Wiegand started her current position as Head of the School of Social Sciences at Monash University in July 2026. In this role, she oversees four sections: Politics & International Relations; Criminology; Sociology, Gender Studies & Behavioural Studies; and Human Geography, Anthropology & Development Studies. She is a Professor in Politics & International Relations in the School of Social Sciences at Monash University.

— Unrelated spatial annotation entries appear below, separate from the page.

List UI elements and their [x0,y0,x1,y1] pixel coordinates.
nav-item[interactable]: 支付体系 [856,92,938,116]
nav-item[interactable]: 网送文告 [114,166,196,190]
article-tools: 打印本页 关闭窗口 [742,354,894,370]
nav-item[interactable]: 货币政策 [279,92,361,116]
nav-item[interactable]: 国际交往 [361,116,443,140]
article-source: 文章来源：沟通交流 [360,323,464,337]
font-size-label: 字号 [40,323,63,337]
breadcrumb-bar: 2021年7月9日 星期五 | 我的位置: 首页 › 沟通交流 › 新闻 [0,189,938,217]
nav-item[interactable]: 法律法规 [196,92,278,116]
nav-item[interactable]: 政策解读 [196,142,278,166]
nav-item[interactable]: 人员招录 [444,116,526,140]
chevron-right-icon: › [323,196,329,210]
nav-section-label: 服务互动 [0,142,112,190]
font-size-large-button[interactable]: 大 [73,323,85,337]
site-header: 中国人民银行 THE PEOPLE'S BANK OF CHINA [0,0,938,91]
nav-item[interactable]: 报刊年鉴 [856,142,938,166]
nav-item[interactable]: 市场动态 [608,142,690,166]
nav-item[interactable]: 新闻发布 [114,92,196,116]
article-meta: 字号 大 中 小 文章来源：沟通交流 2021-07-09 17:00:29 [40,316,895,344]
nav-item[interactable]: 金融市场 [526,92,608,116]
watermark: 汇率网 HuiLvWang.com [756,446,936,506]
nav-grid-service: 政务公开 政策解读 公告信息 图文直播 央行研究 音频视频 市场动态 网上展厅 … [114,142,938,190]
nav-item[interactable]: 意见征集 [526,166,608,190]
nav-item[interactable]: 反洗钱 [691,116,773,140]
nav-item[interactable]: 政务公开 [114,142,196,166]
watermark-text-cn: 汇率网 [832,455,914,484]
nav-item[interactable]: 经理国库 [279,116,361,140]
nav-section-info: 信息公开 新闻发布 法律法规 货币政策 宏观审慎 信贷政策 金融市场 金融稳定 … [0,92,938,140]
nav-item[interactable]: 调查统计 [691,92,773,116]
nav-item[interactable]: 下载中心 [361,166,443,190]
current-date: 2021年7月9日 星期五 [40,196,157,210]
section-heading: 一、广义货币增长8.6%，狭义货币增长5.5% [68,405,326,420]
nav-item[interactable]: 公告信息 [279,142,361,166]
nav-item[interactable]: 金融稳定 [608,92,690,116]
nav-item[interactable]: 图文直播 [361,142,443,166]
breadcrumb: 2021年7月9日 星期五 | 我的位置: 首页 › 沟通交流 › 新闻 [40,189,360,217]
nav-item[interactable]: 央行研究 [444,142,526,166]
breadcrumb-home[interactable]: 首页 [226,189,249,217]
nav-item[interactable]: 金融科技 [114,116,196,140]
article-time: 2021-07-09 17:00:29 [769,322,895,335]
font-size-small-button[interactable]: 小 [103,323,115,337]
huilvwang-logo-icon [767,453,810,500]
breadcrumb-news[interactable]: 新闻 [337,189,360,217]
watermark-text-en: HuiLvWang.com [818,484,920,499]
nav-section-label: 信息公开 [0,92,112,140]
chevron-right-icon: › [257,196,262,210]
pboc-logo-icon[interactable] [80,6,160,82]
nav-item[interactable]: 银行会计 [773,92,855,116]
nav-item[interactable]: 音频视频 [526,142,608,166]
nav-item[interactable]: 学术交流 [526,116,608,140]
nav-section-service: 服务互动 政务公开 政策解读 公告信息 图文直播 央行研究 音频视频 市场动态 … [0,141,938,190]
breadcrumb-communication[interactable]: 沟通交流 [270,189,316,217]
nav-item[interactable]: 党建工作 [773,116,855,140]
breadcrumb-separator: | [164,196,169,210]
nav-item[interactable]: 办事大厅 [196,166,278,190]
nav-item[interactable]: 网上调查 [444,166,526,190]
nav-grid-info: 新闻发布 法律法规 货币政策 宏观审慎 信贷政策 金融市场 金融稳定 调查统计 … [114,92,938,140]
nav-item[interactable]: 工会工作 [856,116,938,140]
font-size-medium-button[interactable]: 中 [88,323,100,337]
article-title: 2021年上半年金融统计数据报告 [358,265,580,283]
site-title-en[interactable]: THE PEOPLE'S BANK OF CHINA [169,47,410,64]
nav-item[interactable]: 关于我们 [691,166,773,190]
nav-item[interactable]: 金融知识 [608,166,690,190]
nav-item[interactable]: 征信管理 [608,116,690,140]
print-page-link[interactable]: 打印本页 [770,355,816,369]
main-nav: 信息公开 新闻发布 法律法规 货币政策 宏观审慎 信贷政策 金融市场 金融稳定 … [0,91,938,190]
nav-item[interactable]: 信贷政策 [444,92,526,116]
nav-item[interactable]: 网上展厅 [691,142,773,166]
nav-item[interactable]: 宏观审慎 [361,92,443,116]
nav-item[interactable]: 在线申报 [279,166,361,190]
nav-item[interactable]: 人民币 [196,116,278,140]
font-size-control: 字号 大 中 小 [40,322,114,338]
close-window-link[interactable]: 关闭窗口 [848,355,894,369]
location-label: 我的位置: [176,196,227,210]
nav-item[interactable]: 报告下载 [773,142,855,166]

In 2015, Wiegand taught for the Semester at Sea program. In 2017, Wiegand accepted a Fulbright senior scholarship which sent her to the Philippines for research purposes for five months. Two years later, she was appointed the Co-Editor-in-Chief of the journal International Studies Quarterly, flagship journal of the International Studies Association, with Brandon Prins from 2019 until the end of 2023. In 2025, Wiegand served as a Fulbright Specialist at Don Mariano Marcos Memorial State University in La Union, Philippines working with faculty, staff, and students on governance, conflict management, and the role of academic institutions in strengthening local resilience.

==Selected publications==
The following is a list of selected publications

- The Peaceful Resolution of Territorial and Maritime Disputes (2023)
- Enduring Territorial Disputes: Strategies of Bargaining, Coercive Diplomacy, and Settlement (2011)
- Bombs and Ballots: Governance by Islamic Terrorist and Guerrilla Groups (2010)

==Personal life==
Wiegand and her husband Michael L. Jordan have one child together.